Review your state laws or consult an attorney to determine if you are eligible for workers’ comp coverage. Keep in mind that some states make exceptions for:
- Domestic workers
- Agricultural workers
- Leased or loaned workers
- For example, temps may be covered by their temp agency rather than the job site they are working, or they could be considered independent contractors
- Seasonal and temporary workers
- Undocumented workers
- Some states specifically exempt undocumented workers, others explicitly enforce coverage and many have not yet addressed the issue, creating a legal grey area
As you can see, workers’ compensation claims will not always be as straightforward as they appear.
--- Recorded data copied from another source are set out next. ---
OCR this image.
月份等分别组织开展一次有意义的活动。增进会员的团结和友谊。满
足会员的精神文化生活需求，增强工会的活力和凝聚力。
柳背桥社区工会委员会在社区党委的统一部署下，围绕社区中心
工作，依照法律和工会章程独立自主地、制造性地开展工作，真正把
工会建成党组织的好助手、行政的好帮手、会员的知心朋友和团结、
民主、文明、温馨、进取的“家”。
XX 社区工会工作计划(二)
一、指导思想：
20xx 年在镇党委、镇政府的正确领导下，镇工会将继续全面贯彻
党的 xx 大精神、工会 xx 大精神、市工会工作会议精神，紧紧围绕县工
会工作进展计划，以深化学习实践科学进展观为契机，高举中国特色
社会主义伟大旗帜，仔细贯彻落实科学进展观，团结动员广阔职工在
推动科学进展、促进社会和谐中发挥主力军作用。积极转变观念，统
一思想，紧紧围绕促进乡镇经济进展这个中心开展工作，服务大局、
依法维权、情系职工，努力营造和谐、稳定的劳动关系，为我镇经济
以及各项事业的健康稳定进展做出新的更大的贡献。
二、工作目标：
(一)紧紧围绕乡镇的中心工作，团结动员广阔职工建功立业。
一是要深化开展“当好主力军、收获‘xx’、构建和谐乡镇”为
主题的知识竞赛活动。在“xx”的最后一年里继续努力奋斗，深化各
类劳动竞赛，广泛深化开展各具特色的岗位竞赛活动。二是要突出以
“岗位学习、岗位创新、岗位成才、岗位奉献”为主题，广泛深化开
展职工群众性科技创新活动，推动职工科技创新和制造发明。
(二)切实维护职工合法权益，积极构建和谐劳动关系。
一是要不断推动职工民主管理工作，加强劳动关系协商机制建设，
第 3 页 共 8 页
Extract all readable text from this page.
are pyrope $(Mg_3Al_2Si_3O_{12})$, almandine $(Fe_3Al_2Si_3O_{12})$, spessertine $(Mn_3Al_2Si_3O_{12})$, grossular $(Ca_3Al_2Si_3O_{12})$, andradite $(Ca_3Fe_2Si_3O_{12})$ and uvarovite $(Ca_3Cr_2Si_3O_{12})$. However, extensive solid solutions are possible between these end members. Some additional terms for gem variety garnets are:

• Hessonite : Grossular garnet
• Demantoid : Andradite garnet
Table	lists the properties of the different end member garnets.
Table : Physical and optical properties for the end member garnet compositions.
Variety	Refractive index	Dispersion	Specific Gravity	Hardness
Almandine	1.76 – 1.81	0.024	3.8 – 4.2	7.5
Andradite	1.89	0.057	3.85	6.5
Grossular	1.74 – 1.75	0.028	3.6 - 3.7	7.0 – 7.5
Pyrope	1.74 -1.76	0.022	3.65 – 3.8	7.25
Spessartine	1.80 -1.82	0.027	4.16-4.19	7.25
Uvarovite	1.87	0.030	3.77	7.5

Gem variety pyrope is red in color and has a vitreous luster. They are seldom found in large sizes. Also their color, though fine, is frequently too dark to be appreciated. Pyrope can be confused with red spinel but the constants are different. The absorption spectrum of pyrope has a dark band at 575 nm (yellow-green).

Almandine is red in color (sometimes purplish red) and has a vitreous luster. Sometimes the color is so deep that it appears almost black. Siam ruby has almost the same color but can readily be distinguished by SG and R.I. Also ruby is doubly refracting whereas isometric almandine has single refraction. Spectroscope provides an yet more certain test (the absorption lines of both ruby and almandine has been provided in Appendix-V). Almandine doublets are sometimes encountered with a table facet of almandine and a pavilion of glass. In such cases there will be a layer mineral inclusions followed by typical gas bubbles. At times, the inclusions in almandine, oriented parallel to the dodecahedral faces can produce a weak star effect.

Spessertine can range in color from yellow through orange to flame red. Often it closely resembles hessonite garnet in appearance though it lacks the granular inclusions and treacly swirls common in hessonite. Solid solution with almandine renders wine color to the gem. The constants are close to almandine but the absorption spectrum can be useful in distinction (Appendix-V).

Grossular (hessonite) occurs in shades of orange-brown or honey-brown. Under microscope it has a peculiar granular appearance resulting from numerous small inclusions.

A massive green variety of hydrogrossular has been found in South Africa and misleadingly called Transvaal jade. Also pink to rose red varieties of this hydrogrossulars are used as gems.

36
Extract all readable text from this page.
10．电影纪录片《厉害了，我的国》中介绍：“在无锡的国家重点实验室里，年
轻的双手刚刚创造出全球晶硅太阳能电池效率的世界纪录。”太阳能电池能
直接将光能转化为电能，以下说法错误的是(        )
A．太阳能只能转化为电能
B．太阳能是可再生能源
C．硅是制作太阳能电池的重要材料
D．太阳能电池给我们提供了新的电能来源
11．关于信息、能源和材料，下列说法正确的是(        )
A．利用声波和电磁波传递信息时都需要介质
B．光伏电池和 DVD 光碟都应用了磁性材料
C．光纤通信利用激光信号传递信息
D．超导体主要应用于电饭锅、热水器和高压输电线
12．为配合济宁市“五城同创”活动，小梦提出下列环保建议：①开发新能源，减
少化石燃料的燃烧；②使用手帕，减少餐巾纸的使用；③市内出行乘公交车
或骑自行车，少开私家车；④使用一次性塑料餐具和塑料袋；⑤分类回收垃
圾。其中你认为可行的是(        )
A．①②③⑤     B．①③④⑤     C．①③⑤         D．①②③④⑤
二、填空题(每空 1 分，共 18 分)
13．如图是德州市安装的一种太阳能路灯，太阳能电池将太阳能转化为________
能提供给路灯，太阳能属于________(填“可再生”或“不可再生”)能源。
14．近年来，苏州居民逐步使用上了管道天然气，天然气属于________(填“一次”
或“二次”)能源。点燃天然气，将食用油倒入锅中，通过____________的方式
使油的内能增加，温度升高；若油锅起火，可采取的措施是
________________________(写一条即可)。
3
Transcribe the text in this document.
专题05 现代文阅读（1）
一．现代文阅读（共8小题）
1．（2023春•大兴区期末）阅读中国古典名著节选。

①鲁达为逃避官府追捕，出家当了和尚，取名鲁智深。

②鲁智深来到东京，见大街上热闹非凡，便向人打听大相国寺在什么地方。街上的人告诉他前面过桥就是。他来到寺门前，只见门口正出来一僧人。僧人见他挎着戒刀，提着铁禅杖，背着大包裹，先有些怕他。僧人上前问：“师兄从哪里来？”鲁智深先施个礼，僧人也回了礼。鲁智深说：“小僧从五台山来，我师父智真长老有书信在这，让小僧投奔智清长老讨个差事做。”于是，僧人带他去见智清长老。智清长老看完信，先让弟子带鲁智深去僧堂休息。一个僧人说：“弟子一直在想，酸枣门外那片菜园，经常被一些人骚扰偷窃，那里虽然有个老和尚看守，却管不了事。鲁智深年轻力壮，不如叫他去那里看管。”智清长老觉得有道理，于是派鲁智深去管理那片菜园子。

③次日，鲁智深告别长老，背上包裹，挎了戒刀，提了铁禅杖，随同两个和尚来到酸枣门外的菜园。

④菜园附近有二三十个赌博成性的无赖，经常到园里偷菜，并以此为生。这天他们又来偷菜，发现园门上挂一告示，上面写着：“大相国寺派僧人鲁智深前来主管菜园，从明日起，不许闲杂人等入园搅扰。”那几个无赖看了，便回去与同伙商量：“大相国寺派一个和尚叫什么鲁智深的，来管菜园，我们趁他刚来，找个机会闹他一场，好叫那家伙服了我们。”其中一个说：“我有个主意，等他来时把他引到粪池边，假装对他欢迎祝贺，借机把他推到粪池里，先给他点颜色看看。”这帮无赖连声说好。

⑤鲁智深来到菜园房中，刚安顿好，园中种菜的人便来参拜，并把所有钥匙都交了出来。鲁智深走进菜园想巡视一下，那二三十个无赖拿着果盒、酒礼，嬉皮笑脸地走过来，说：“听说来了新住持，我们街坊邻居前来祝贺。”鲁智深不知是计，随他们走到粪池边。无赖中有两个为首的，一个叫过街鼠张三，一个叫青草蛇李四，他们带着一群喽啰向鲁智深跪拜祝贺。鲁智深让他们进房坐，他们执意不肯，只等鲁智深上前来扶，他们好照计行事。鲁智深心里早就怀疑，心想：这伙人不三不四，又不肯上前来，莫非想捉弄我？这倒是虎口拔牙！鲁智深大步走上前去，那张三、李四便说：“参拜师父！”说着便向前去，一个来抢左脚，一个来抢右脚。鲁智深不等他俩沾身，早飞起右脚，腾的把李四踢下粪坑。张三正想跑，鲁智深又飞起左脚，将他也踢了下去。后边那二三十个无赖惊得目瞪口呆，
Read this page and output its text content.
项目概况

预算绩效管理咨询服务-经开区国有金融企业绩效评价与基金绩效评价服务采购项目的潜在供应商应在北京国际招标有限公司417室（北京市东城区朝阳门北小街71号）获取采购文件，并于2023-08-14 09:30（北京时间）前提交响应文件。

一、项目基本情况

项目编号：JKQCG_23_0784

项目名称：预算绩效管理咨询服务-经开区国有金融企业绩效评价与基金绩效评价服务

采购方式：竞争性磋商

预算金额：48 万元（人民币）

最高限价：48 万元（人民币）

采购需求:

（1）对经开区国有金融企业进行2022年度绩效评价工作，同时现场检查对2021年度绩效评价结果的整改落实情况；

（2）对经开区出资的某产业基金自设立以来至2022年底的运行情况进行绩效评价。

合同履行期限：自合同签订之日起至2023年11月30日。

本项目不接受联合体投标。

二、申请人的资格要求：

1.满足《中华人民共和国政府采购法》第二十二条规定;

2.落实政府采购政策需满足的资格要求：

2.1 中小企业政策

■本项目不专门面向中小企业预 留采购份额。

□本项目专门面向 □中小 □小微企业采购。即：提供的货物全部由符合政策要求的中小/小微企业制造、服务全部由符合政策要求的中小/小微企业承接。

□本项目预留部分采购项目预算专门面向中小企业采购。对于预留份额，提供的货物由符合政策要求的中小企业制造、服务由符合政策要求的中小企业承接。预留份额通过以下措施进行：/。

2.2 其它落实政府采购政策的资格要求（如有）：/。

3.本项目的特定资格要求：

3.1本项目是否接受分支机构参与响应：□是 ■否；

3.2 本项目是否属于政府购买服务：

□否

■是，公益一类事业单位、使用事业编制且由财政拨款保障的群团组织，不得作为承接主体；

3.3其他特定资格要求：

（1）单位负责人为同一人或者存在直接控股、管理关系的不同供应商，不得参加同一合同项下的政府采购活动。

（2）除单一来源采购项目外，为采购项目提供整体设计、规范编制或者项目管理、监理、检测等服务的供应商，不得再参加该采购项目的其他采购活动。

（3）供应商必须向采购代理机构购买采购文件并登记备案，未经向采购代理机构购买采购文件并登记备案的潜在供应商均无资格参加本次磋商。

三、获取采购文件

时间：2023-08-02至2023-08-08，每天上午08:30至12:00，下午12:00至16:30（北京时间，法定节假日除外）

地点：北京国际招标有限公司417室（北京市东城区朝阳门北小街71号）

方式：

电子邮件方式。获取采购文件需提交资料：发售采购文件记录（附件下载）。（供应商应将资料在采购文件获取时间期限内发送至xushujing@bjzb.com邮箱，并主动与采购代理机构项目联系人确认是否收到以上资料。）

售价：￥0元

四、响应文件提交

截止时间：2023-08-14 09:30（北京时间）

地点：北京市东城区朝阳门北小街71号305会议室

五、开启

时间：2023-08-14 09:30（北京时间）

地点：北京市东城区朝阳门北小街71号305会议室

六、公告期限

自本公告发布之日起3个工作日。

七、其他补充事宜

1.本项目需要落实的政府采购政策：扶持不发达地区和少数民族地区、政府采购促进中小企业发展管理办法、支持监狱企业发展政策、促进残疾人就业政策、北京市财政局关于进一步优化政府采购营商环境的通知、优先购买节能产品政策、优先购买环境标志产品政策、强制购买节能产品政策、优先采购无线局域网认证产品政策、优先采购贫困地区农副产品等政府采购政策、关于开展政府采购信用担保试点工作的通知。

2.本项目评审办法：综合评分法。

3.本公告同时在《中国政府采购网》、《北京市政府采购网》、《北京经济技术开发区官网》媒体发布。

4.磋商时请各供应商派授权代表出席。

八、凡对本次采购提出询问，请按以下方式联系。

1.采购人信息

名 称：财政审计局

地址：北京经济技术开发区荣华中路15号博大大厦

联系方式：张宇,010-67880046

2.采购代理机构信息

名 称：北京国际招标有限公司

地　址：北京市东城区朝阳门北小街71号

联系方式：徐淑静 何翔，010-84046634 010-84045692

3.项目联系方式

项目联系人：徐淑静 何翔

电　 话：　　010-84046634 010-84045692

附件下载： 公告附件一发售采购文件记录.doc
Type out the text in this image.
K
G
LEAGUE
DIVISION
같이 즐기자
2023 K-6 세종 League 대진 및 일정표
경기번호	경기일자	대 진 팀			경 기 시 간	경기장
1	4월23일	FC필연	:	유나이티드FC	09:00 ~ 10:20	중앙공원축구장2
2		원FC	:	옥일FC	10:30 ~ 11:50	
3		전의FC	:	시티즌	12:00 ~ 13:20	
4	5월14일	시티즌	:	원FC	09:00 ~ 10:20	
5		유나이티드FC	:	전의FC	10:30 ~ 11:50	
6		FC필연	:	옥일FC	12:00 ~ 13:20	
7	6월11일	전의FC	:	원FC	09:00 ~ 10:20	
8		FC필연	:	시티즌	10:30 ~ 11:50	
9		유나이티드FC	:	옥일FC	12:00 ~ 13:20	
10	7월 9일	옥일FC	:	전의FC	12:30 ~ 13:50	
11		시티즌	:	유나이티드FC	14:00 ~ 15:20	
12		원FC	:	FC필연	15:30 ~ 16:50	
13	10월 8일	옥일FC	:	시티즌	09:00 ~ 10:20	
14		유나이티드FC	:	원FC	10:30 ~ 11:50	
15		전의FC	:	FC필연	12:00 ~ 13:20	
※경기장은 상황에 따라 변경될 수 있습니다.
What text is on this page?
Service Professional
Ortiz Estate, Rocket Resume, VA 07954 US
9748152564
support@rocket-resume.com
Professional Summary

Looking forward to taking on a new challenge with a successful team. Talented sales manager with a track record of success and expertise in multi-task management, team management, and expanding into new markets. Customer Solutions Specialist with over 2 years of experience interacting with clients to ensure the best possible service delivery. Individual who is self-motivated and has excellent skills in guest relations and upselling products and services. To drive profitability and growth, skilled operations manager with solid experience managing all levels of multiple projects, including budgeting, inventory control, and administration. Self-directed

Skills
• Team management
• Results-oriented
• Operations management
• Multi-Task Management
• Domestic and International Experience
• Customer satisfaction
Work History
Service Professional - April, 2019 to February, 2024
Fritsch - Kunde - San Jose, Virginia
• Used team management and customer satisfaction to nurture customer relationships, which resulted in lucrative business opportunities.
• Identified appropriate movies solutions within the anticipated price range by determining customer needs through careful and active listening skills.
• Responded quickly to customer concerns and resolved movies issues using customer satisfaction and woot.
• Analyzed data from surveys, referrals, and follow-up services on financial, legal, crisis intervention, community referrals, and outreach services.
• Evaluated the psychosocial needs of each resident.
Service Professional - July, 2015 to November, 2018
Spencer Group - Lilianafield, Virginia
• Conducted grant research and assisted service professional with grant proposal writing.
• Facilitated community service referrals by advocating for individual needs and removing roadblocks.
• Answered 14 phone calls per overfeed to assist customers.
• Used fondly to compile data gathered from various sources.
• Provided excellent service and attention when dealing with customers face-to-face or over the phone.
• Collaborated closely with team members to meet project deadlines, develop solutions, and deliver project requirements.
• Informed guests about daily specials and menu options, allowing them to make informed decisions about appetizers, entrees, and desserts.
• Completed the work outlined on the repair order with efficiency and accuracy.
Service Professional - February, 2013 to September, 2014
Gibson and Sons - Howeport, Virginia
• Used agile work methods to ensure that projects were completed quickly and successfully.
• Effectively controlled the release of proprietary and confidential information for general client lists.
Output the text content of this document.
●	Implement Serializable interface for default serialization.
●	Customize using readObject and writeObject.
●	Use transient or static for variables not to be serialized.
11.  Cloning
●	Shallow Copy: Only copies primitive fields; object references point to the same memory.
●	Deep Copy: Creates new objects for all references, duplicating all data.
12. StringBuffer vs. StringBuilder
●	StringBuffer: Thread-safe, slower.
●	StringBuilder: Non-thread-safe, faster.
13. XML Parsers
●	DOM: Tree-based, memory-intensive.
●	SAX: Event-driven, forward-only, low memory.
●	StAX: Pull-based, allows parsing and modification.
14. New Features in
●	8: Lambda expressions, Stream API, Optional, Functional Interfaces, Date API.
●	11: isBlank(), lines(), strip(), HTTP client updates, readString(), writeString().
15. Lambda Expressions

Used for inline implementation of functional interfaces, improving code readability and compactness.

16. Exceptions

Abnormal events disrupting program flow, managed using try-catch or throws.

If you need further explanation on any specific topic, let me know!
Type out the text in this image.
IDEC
Your best course of action is to speak with your employer and confirm that they will or will not cover you along with some potential situations where coverage may be withheld.
No one should have to go without coverage if they should by rights have workers compensation eligibility. If you do not agree with your employer’s point of view, consult your state’s labor laws or an attorney to find out what your rights should be. You just may be saving you and your co-workers from the burden of unfair medical costs.